Deir Yassin Remembered

Massacre remembered
Sunday, May 4, 2003


For Palestinians whose parents were forced to flee their villages as the state of Israel was created in 1948, Deir Yassin is a name they have known all their lives.

Early on the morning of April 9, 1948, two groups of Jewish fighters attacked the village, killing more than 100 of its 700 inhabitants. Families were lined up against walls and shot; women were beaten and raped.

Abbas Hamideh's father, who was 12 and lived in Deir Yassin at the time, lost 34 members of his immediate family that day. Hamideh, who lives in Yonkers, was one of about 50 Palestinians who commemorated the massacre at Toros Restaurant in Clifton Saturday.

"I think it's the single most important piece of 20th-century Palestinian history. It's something that virtually 100 percent of Palestinians know about," said Daniel McGowan, executive director of the parent organization, Deir Yassin Remembered, and a professor of economics at Hobart and William Smith Colleges in Geneva, N.Y.

The destruction of Deir Yassin marked the beginning of the depopulation of some 400 Arab villages and the exile of more than 700,000 Palestinians from their lands to make room for Jews fleeing Eastern Europe after World War II. For many it is a symbol of the price Palestinians paid in the formation of the Israeli state.

Yet few markers exist to memorialize the village and the people who died there. Though the site rests in what is now western Jerusalem, within sight of the Holocaust memorial Yad Vashem, no commemorative markers exist for Deir Yassin. The sturdy limestone buildings that once comprised the tiny village now house a mental hospital, McGowan said.

Led by Summer Sharaf of North Brunswick, who is working to create a New Jersey chapter of the nonprofit group Deir Yassin Remembered, the dinner was a fund-raiser for a Deir Yassin memorial in South Paterson, home to one of the largest Palestinian populations in the United States.
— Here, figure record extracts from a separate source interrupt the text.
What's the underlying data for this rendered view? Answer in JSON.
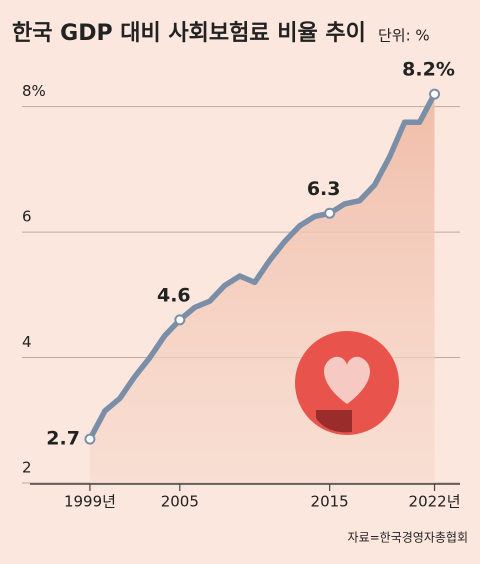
{
  "chart_data": {
    "type": "line",
    "title": "한국 GDP 대비 사회보험료 비율 추이",
    "subtitle": "단위: %",
    "source": "자료=한국경영자총협회",
    "x": [
      1999,
      2000,
      2001,
      2002,
      2003,
      2004,
      2005,
      2006,
      2007,
      2008,
      2009,
      2010,
      2011,
      2012,
      2013,
      2014,
      2015,
      2016,
      2017,
      2018,
      2019,
      2020,
      2021,
      2022
    ],
    "series": [
      {
        "name": "GDP 대비 사회보험료 비율",
        "color": "#7a8ea8",
        "values": [
          2.7,
          3.15,
          3.35,
          3.7,
          4.0,
          4.35,
          4.6,
          4.8,
          4.9,
          5.15,
          5.3,
          5.2,
          5.55,
          5.85,
          6.1,
          6.25,
          6.3,
          6.45,
          6.5,
          6.75,
          7.2,
          7.75,
          7.75,
          8.2
        ],
        "value_labels": [
          "2.7",
          null,
          null,
          null,
          null,
          null,
          "4.6",
          null,
          null,
          null,
          null,
          null,
          null,
          null,
          null,
          null,
          "6.3",
          null,
          null,
          null,
          null,
          null,
          null,
          "8.2%"
        ]
      }
    ],
    "xlim": [
      1995,
      2023.7
    ],
    "ylim": [
      2,
      8.6
    ],
    "xticks": [
      {
        "value": 1999,
        "label": "1999년"
      },
      2005,
      2015,
      {
        "value": 2022,
        "label": "2022년"
      }
    ],
    "yticks": [
      2,
      4,
      6,
      {
        "value": 8,
        "label": "8%"
      }
    ],
    "grid": true,
    "area_fill": "#f0c4b0"
  }
}
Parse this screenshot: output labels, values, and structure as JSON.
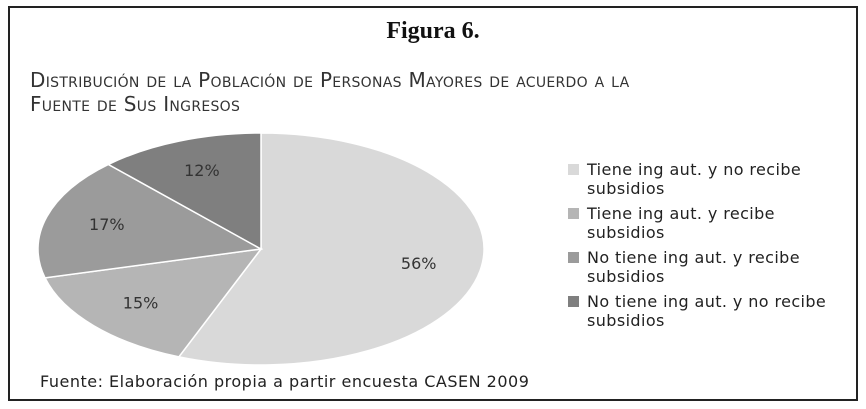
{
  "chart_data": {
    "type": "pie",
    "title": "Figura 6.",
    "subtitle": "Distribución de la Población de Personas Mayores de acuerdo a la Fuente de  Sus Ingresos",
    "categories": [
      "Tiene ing aut. y no recibe subsidios",
      "Tiene ing aut. y recibe subsidios",
      "No tiene ing aut. y recibe subsidios",
      "No tiene ing aut. y no recibe subsidios"
    ],
    "values": [
      56,
      15,
      17,
      12
    ],
    "value_labels": [
      "56%",
      "15%",
      "17%",
      "12%"
    ],
    "colors": [
      "#d9d9d9",
      "#b5b5b5",
      "#9b9b9b",
      "#7f7f7f"
    ],
    "source": "Fuente: Elaboración propia a partir encuesta CASEN 2009"
  }
}
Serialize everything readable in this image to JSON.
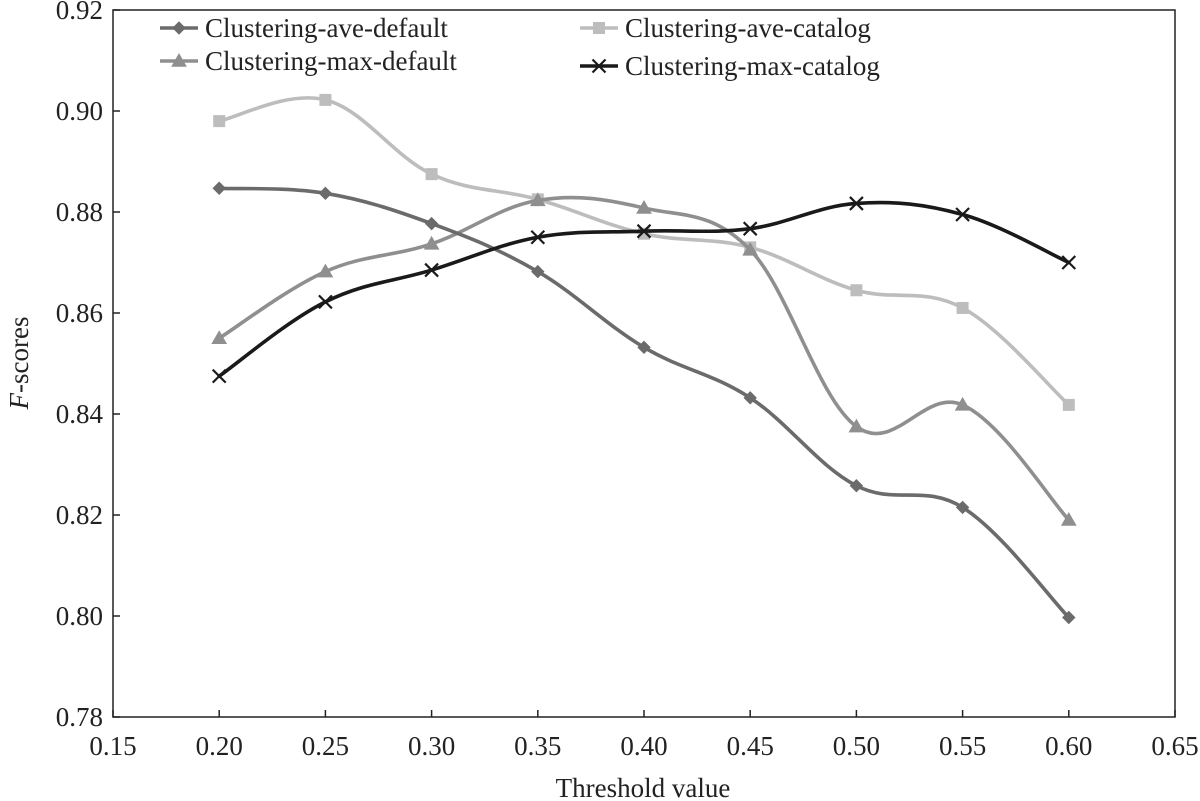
{
  "chart_data": {
    "type": "line",
    "title": "",
    "xlabel": "Threshold value",
    "ylabel_italic": "F",
    "ylabel_rest": "-scores",
    "xlim": [
      0.15,
      0.65
    ],
    "ylim": [
      0.78,
      0.92
    ],
    "xticks": [
      "0.15",
      "0.20",
      "0.25",
      "0.30",
      "0.35",
      "0.40",
      "0.45",
      "0.50",
      "0.55",
      "0.60",
      "0.65"
    ],
    "yticks": [
      "0.78",
      "0.80",
      "0.82",
      "0.84",
      "0.86",
      "0.88",
      "0.90",
      "0.92"
    ],
    "grid": false,
    "legend_position": "top",
    "x": [
      0.2,
      0.25,
      0.3,
      0.35,
      0.4,
      0.45,
      0.5,
      0.55,
      0.6
    ],
    "series": [
      {
        "name": "Clustering-ave-default",
        "marker": "diamond",
        "color": "#6b6b6b",
        "values": [
          0.8847,
          0.8837,
          0.8777,
          0.8682,
          0.8532,
          0.8432,
          0.8258,
          0.8215,
          0.7997
        ]
      },
      {
        "name": "Clustering-max-default",
        "marker": "triangle",
        "color": "#8f8f8f",
        "values": [
          0.855,
          0.8682,
          0.8737,
          0.8823,
          0.8808,
          0.8725,
          0.8375,
          0.8418,
          0.819
        ]
      },
      {
        "name": "Clustering-ave-catalog",
        "marker": "square",
        "color": "#bdbdbd",
        "values": [
          0.898,
          0.9022,
          0.8875,
          0.8825,
          0.8757,
          0.873,
          0.8645,
          0.861,
          0.8418
        ]
      },
      {
        "name": "Clustering-max-catalog",
        "marker": "x",
        "color": "#1a1a1a",
        "values": [
          0.8475,
          0.8622,
          0.8685,
          0.875,
          0.8762,
          0.8767,
          0.8817,
          0.8795,
          0.87
        ]
      }
    ]
  }
}
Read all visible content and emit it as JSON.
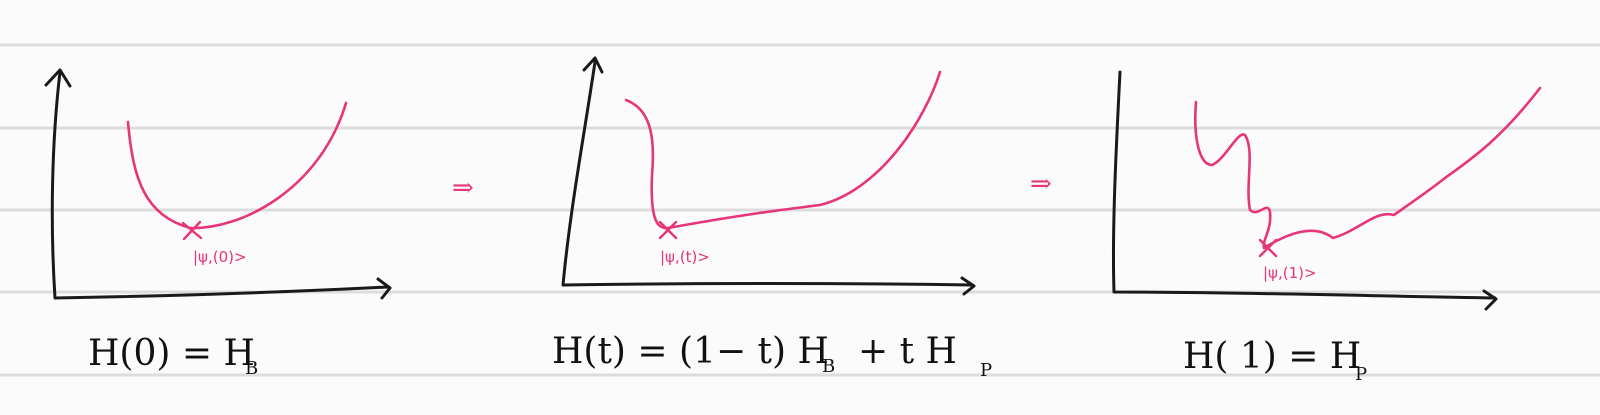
{
  "colors": {
    "ink": "#111111",
    "accent": "#e6357a",
    "rule": "#dcdcdc",
    "paper": "#fbfbfb"
  },
  "panels": [
    {
      "state_label": "|ψ,(0)>",
      "equation": {
        "main": "H(0) = H",
        "sub": "B"
      }
    },
    {
      "state_label": "|ψ,(t)>",
      "equation": {
        "main": "H(t) = (1− t) H",
        "sub": "B",
        "rest": "+   t H",
        "sub2": "P"
      }
    },
    {
      "state_label": "|ψ,(1)>",
      "equation": {
        "main": "H( 1) = H",
        "sub": "P"
      }
    }
  ],
  "transition_arrow": "⇒"
}
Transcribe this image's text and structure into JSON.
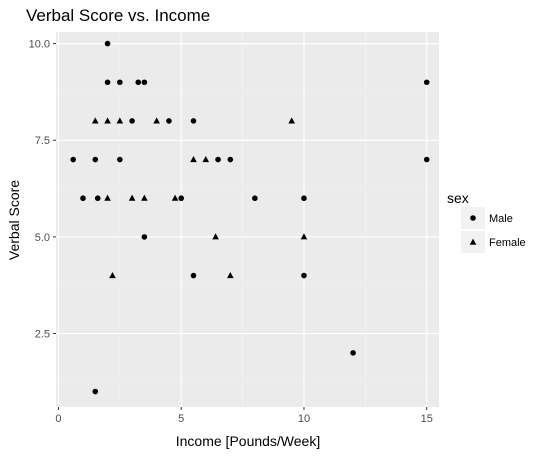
{
  "chart_data": {
    "type": "scatter",
    "title": "Verbal Score vs. Income",
    "xlabel": "Income [Pounds/Week]",
    "ylabel": "Verbal Score",
    "xlim": [
      -0.1,
      15.5
    ],
    "ylim": [
      0.6,
      10.3
    ],
    "x_ticks": [
      0,
      5,
      10,
      15
    ],
    "x_tick_labels": [
      "0",
      "5",
      "10",
      "15"
    ],
    "y_ticks": [
      2.5,
      5.0,
      7.5,
      10.0
    ],
    "y_tick_labels": [
      "2.5",
      "5.0",
      "7.5",
      "10.0"
    ],
    "grid": true,
    "legend": {
      "title": "sex",
      "placement": "right"
    },
    "series": [
      {
        "name": "Male",
        "marker": "circle",
        "color": "#000000",
        "points": [
          [
            2.0,
            10.0
          ],
          [
            2.0,
            9.0
          ],
          [
            2.5,
            9.0
          ],
          [
            3.25,
            9.0
          ],
          [
            3.5,
            9.0
          ],
          [
            15.0,
            9.0
          ],
          [
            3.0,
            8.0
          ],
          [
            4.5,
            8.0
          ],
          [
            5.5,
            8.0
          ],
          [
            0.6,
            7.0
          ],
          [
            1.5,
            7.0
          ],
          [
            2.5,
            7.0
          ],
          [
            6.5,
            7.0
          ],
          [
            7.0,
            7.0
          ],
          [
            15.0,
            7.0
          ],
          [
            1.0,
            6.0
          ],
          [
            1.6,
            6.0
          ],
          [
            5.0,
            6.0
          ],
          [
            8.0,
            6.0
          ],
          [
            10.0,
            6.0
          ],
          [
            3.5,
            5.0
          ],
          [
            5.5,
            4.0
          ],
          [
            10.0,
            4.0
          ],
          [
            12.0,
            2.0
          ],
          [
            1.5,
            1.0
          ]
        ]
      },
      {
        "name": "Female",
        "marker": "triangle",
        "color": "#000000",
        "points": [
          [
            1.5,
            8.0
          ],
          [
            2.0,
            8.0
          ],
          [
            2.5,
            8.0
          ],
          [
            4.0,
            8.0
          ],
          [
            9.5,
            8.0
          ],
          [
            5.5,
            7.0
          ],
          [
            6.0,
            7.0
          ],
          [
            2.0,
            6.0
          ],
          [
            3.0,
            6.0
          ],
          [
            3.5,
            6.0
          ],
          [
            4.75,
            6.0
          ],
          [
            6.4,
            5.0
          ],
          [
            10.0,
            5.0
          ],
          [
            2.2,
            4.0
          ],
          [
            7.0,
            4.0
          ]
        ]
      }
    ]
  },
  "colors": {
    "panel_background": "#ebebeb",
    "grid_major": "#ffffff",
    "grid_minor": "#f2f2f2",
    "tick_text": "#4d4d4d",
    "legend_key_background": "#f2f2f2"
  }
}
Sharaf said she recently sent a proposal to Paterson Mayor Jose "Joey" Torres about asking that a Deir Yassin memorial site be allowed in Paterson, and is awaiting a response.

The commemoration at the restaurant on Hazel Street in Clifton, bordering the heavily Arab neighborhood of South Paterson, was one of 30 to take place this year. Representatives of local Arab-American organizations were among the 50 attendees, who dined on platters of eggplant and hummus appetizers and chicken and lamb kebabs. Pipecleaners of red, white, black and green, the colors of the Palestinian flag, were twisted into a muted decoration at each place setting.

Wayne residents Dr. Saleh Khaddash and his wife, Duha, also a doctor, attended with their sons.

Now that 55 years have passed since his parents were forced to leave their village, Saleh Khaddash said it's time for a permanent memorial.

"It's very important. For us, we know the thing. But for our kids ... it's important we keep it in their minds what's Deir Yassin."

Normal Finklestein, DePaul University professor of political science and a son of Holocaust survivors who also spoke at the dinner, said, "I think there's a valuing to honoring the dead. I don't think anyone's suffering should be forgotten or in vain. It's not a dead issue. The fundamental injustice has not been acknowledged."

As for Hamideh's father, he survived Deir Yassin, "but he couldn't survive the second intifadah," his son said.

The elder Hamideh died at an Israeli checkpoint near Ramallah on the way to the hospital for kidney dialysis in February 2001.